つい漏れ出た奇妙な声を手で抑えたセレンはフードを被りなおした。
彼女の動作が示す感情を知るラグロスは踏み入ることなく微笑んだ。
(なんだろうな。捻くれた子供って感じか)
友人であるリットとセレンの姿は容姿こそ違えど、ラグロスの目には重なって見えた。
地方の貴族として生まれるも兄に立場を奪われ、親の愛を受けられなかったリット。
そんな彼に愛を与えていた幼い頃から彼を知るチリー。
セレンに足りなかったのは愛を与えてくれる存在だとラグロスは直感していた。
「──!」
突如弾けたいくつもの水飛沫。
せっかくセレンことを知れそうな機会だったが、ここは迷宮。
彼女の強引な突破のせいであっさりとしていたが、邪魔などいくらでも入る。
「サーフェイスランナー!」
「……へぇ、本当はこれが邪魔をしに来るわけ」
噴き出した水飛沫から現れたのは大人よりも高さのある数匹の巨大アメンボ。
単に飛び石を渡るだけなら多くの探索者がここを通っただろう。
蒼のアーチと同じく、避けられるのにはそれなりの理由がある。
飛び石の大河ではこの巨大アメンボ、サーフェイスランナーが理由に当たる。
足場の悪いはずの水面を地面のように自由に移動できる彼らの餌食となった探索者は少なくない。
「セレン、近づくなよ。
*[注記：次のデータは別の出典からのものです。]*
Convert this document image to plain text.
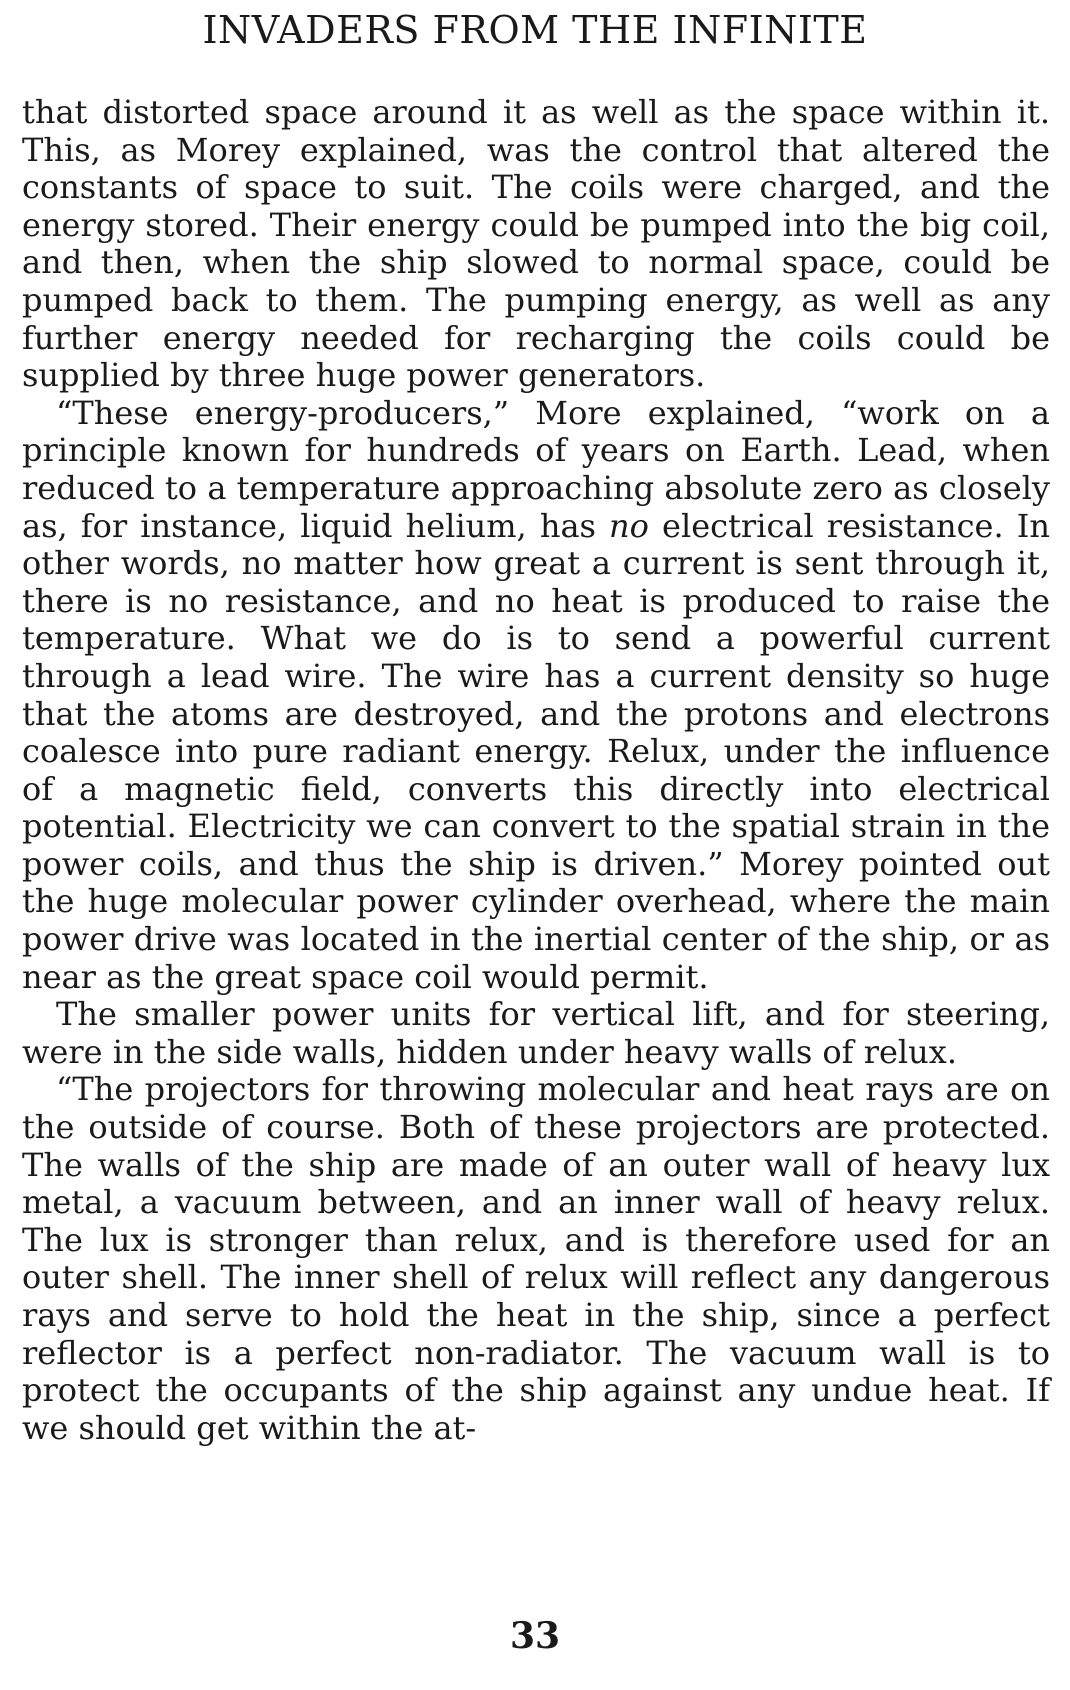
INVADERS FROM THE INFINITE

that distorted space around it as well as the space within it. This, as Morey explained, was the control that altered the constants of space to suit. The coils were charged, and the energy stored. Their energy could be pumped into the big coil, and then, when the ship slowed to normal space, could be pumped back to them. The pumping energy, as well as any further energy needed for recharging the coils could be supplied by three huge power generators.

“These energy-producers,” More explained, “work on a principle known for hundreds of years on Earth. Lead, when reduced to a temperature approaching absolute zero as closely as, for instance, liquid helium, has no electrical resistance. In other words, no matter how great a current is sent through it, there is no resistance, and no heat is produced to raise the temperature. What we do is to send a powerful current through a lead wire. The wire has a current density so huge that the atoms are destroyed, and the protons and electrons coalesce into pure radiant energy. Relux, under the influence of a magnetic field, converts this directly into electrical potential. Electricity we can convert to the spatial strain in the power coils, and thus the ship is driven.” Morey pointed out the huge molecular power cylinder overhead, where the main power drive was located in the inertial center of the ship, or as near as the great space coil would permit.

The smaller power units for vertical lift, and for steering, were in the side walls, hidden under heavy walls of relux.

“The projectors for throwing molecular and heat rays are on the outside of course. Both of these projectors are protected. The walls of the ship are made of an outer wall of heavy lux metal, a vacuum between, and an inner wall of heavy relux. The lux is stronger than relux, and is therefore used for an outer shell. The inner shell of relux will reflect any dangerous rays and serve to hold the heat in the ship, since a perfect reflector is a perfect non-radiator. The vacuum wall is to protect the occupants of the ship against any undue heat. If we should get within the at-

33
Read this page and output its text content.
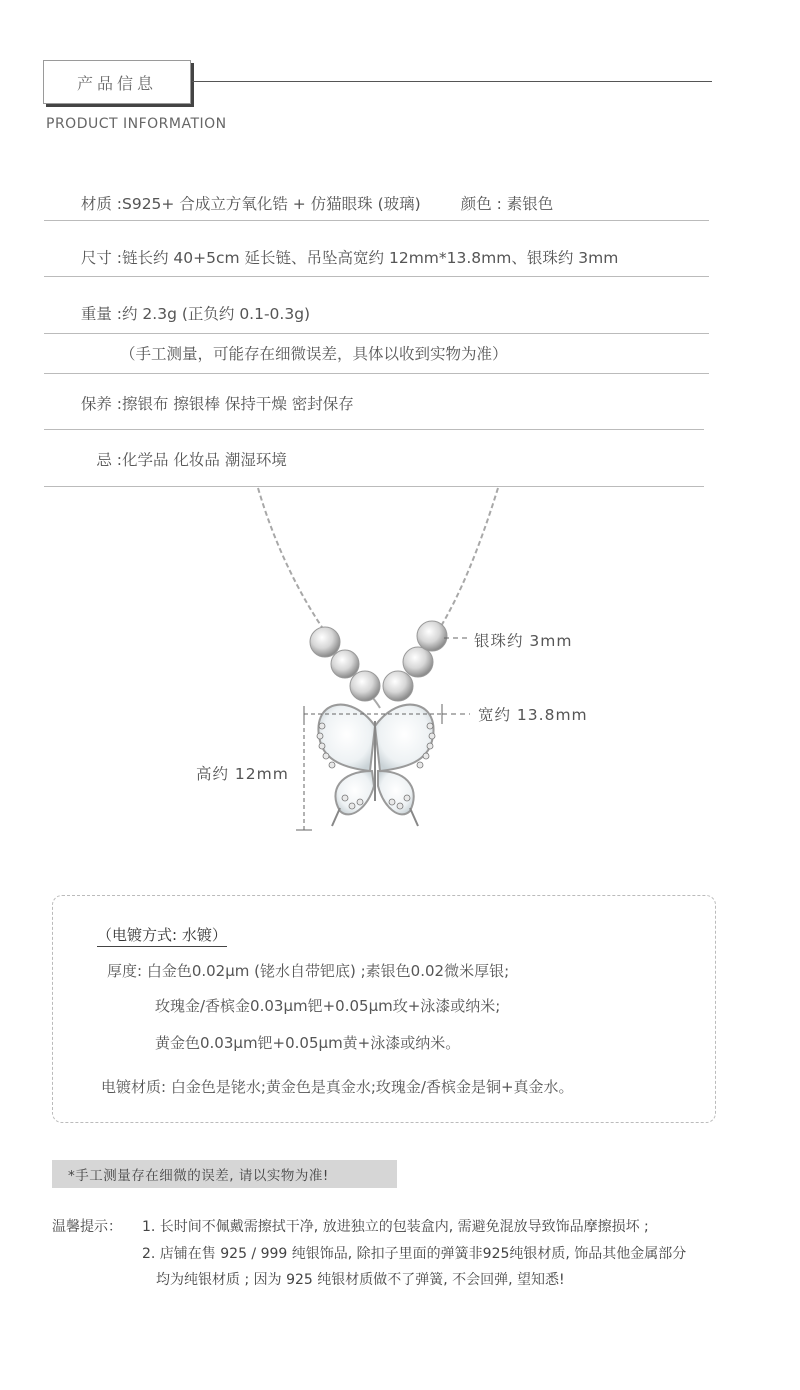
产品信息
PRODUCT INFORMATION
材质 :S925+ 合成立方氧化锆 + 仿猫眼珠 (玻璃)	颜色 : 素银色
尺寸 :链长约 40+5cm 延长链、吊坠高宽约 12mm*13.8mm、银珠约 3mm
重量 :约 2.3g (正负约 0.1-0.3g)
（手工测量，可能存在细微误差，具体以收到实物为准）
保养 :擦银布 擦银棒 保持干燥 密封保存
忌 :化学品 化妆品 潮湿环境
银珠约 3mm
宽约 13.8mm
高约 12mm
（电镀方式: 水镀）
厚度: 白金色0.02μm (铑水自带钯底) ;素银色0.02微米厚银;
玫瑰金/香槟金0.03μm钯+0.05μm玫+泳漆或纳米;
黄金色0.03μm钯+0.05μm黄+泳漆或纳米。
电镀材质: 白金色是铑水;黄金色是真金水;玫瑰金/香槟金是铜+真金水。
*手工测量存在细微的误差, 请以实物为准!
温馨提示： 1. 长时间不佩戴需擦拭干净, 放进独立的包装盒内, 需避免混放导致饰品摩擦损坏 ;
2. 店铺在售 925 / 999 纯银饰品, 除扣子里面的弹簧非925纯银材质, 饰品其他金属部分
均为纯银材质 ; 因为 925 纯银材质做不了弹簧, 不会回弹, 望知悉!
水の上じゃ流石に分が悪い」
「言われなくても分かってるわ」
そう警告しながら、ラグロスは違和感を感じていた。
サーフェイスランナーがここにいること自体は知っていた。
足場の悪い場所で彼らが襲ってくるから石飛の大河が避けられる場所なのだ。
(まあ、運が悪いだけか)
サーフェイスランナーは群れを作らないはず。
だが、ここにしか生息しない個体。探索者もわざわざここを通るものは少ないので、研究不足だろうと余計な考えを捨てて大剣を構える。
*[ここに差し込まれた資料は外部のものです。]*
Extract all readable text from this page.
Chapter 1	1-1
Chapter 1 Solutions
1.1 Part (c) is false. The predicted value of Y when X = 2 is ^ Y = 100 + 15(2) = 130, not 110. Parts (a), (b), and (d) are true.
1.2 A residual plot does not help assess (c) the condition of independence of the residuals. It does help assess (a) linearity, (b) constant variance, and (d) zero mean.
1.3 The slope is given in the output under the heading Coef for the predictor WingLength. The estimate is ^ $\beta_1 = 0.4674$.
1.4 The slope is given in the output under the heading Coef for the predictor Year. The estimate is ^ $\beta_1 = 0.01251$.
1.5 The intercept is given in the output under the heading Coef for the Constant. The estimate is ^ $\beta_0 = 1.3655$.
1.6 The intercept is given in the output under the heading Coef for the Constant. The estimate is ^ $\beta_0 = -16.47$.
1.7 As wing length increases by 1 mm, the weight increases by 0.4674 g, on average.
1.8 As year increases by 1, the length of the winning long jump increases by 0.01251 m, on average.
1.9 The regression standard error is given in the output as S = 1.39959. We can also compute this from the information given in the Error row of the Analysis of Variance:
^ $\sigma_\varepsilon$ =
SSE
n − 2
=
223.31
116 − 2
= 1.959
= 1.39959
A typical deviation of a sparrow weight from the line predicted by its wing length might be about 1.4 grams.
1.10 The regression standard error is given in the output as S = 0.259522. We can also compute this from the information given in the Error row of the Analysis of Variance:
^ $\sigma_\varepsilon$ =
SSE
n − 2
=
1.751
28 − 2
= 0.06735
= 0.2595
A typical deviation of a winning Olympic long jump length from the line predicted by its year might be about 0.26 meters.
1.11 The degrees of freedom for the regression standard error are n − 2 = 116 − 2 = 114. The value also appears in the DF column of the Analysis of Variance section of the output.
同じく、アメンボたちも針状の鋭い口を一斉にラグロス達へ向けた。
しかし、彼らは水面でこそ自由に動ける反面陸上での活動力はない。
そう見越しているラグロスが水面からしっかりと距離を取った。セレンも彼にならって陸地へと寄りながらルーンを描く。
水上でラグロス達を睨み続けるアメンボたち。
すると、突然後退したかと思えば背伸びのように六本の足を延ばし、背中から黒い羽を広げる。
「……おいまさか」
迷宮生物の生態というものは完全に解明されていない。
情報提供は探索者組合から一定の報酬を貰えるため、積極的に生態観察を行う者もいるが、このような環境が悪く容易に死ねる場所に生息する迷宮生物はところどころ情報が抜け落ちている。
サーフェイスランナーが飛べるという情報を知るものは少なからずいただろう。
だが、その探索者たちは漏れなくこの世に居ない。
ラグロスが顔を引きつらせる。
自分よりも大きいアメンボ、水上に居ないならカメムシと変わらない見た目が飛ぶのは彼も知らない。
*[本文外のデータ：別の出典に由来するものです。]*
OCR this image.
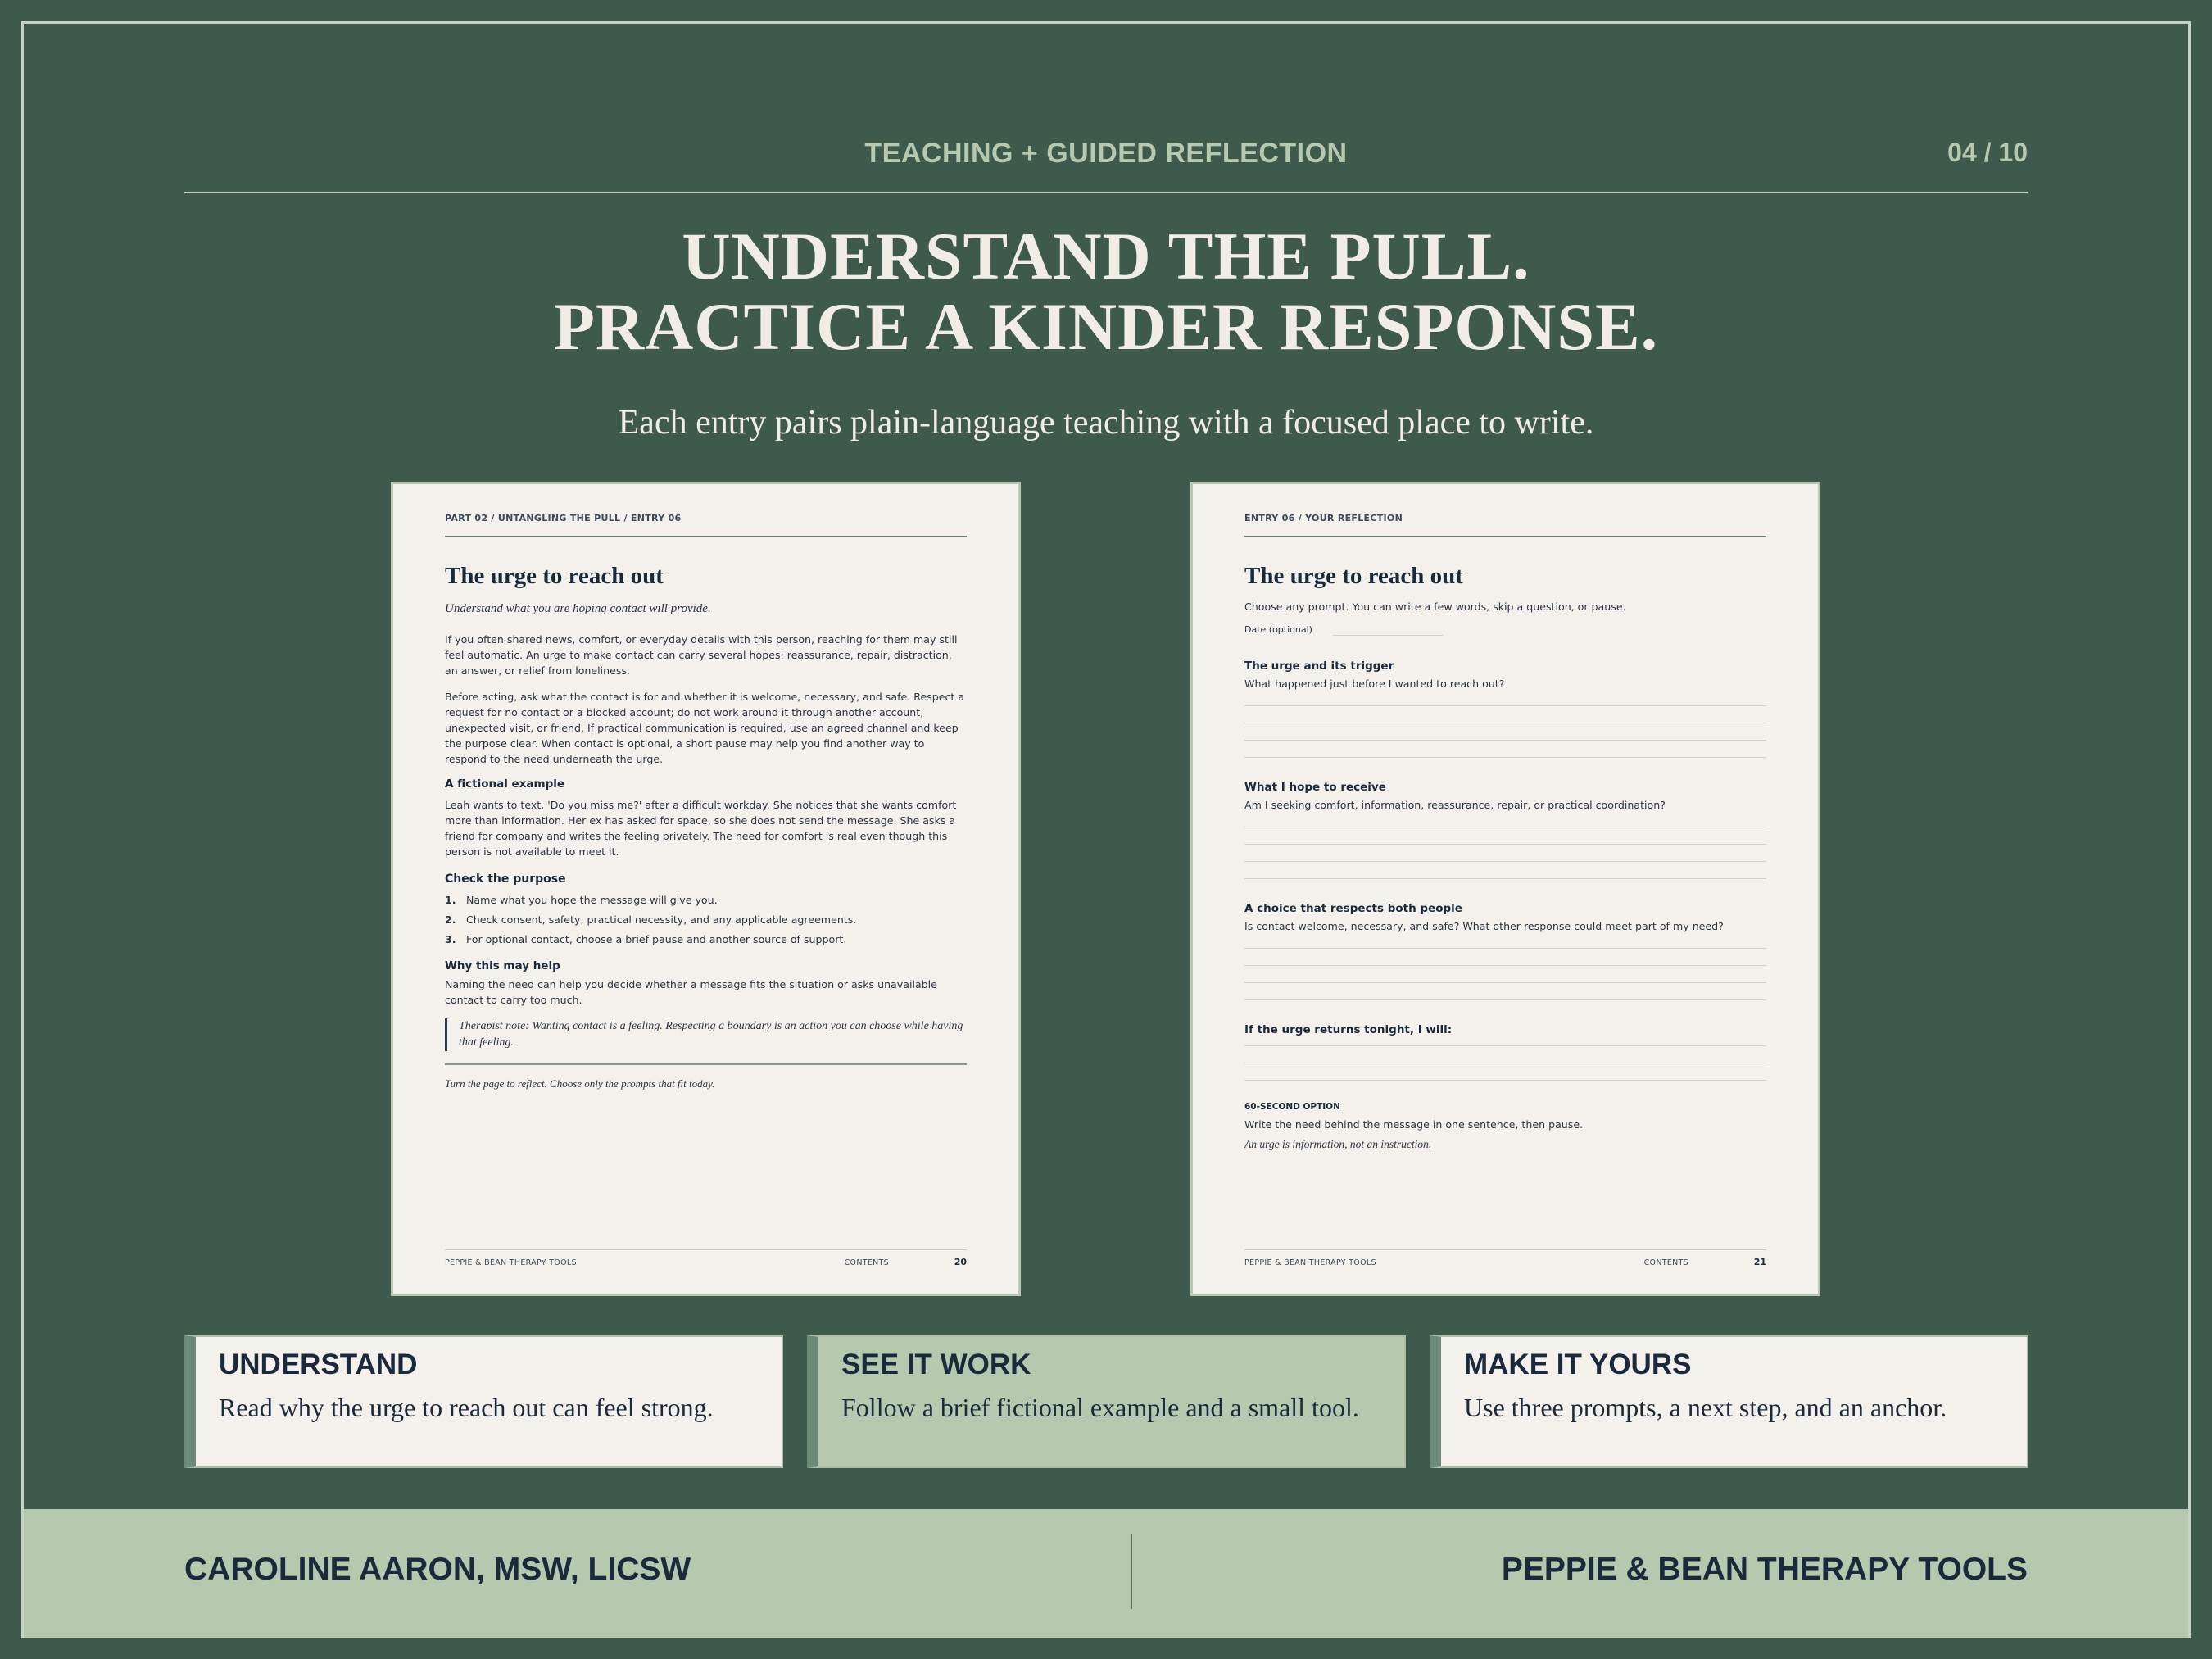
TEACHING + GUIDED REFLECTION	04 / 10
UNDERSTAND THE PULL.
PRACTICE A KINDER RESPONSE.
Each entry pairs plain-language teaching with a focused place to write.
PART 02 / UNTANGLING THE PULL / ENTRY 06
The urge to reach out
Understand what you are hoping contact will provide.
If you often shared news, comfort, or everyday details with this person, reaching for them may still feel automatic. An urge to make contact can carry several hopes: reassurance, repair, distraction, an answer, or relief from loneliness.
Before acting, ask what the contact is for and whether it is welcome, necessary, and safe. Respect a request for no contact or a blocked account; do not work around it through another account, unexpected visit, or friend. If practical communication is required, use an agreed channel and keep the purpose clear. When contact is optional, a short pause may help you find another way to respond to the need underneath the urge.
A fictional example
Leah wants to text, 'Do you miss me?' after a difficult workday. She notices that she wants comfort more than information. Her ex has asked for space, so she does not send the message. She asks a friend for company and writes the feeling privately. The need for comfort is real even though this person is not available to meet it.
Check the purpose
1. Name what you hope the message will give you.
2. Check consent, safety, practical necessity, and any applicable agreements.
3. For optional contact, choose a brief pause and another source of support.
Why this may help
Naming the need can help you decide whether a message fits the situation or asks unavailable contact to carry too much.
Therapist note: Wanting contact is a feeling. Respecting a boundary is an action you can choose while having that feeling.
Turn the page to reflect. Choose only the prompts that fit today.
PEPPIE & BEAN THERAPY TOOLS	CONTENTS	20
ENTRY 06 / YOUR REFLECTION
The urge to reach out
Choose any prompt. You can write a few words, skip a question, or pause.
Date (optional)
The urge and its trigger
What happened just before I wanted to reach out?
What I hope to receive
Am I seeking comfort, information, reassurance, repair, or practical coordination?
A choice that respects both people
Is contact welcome, necessary, and safe? What other response could meet part of my need?
If the urge returns tonight, I will:
60-SECOND OPTION
Write the need behind the message in one sentence, then pause.
An urge is information, not an instruction.
PEPPIE & BEAN THERAPY TOOLS	CONTENTS	21
UNDERSTAND
Read why the urge to reach out can feel strong.
SEE IT WORK
Follow a brief fictional example and a small tool.
MAKE IT YOURS
Use three prompts, a next step, and an anchor.
CAROLINE AARON, MSW, LICSW	PEPPIE & BEAN THERAPY TOOLS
広げた黒い羽を高速で震わせ、アメンボたちが飛翔する。
ラグロスには空を飛ぶアメンボに対する攻撃手段をろくに持たないが、セレンは違う。
ルーンを描き上げ、いくつかの光の槍を生み出すと彼女は自信ありげに微笑む。
「飛ぼうが一緒。貫くわ」
「何もすることねぇな……」
その言葉を皮切りに光の槍が一斉に発射された。
光速で宙を走る槍は宙を舞うアメンボたちを貫き、撃ち落とす。
投げナイフ程度はラグロスも持っているが、かなりの速度で宙を移動するアメンボに当てる練度はラグロスにない。セレンのスリルな的当てを見ているだけしか出来ない。
「……時間ぐらいは稼いでくれる? 弾数が足りないわ」
「おうよ」
肉壁になれとの命令に景気よく大剣を構えて応え、光の槍を逃れた個体と相対する。
上下左右と動き回るアメンボの口が狙っているのはラグロスの背後にいるセレンだ。
迷宮生物もあの光の槍を無視できなかった。
「……チャージ──ほら、お前らの好きな魔力だ。寄って来いよ」
己のスキルを起動し、ラグロスは自身の中で魔力が蠢くのを感じる。
そして、口端を吊り上げた彼が煽るように笑った。
迷宮生物は魔力で作られている。その魔力は倒した後に魔石となる分と空気中に霧散する分に分かれている。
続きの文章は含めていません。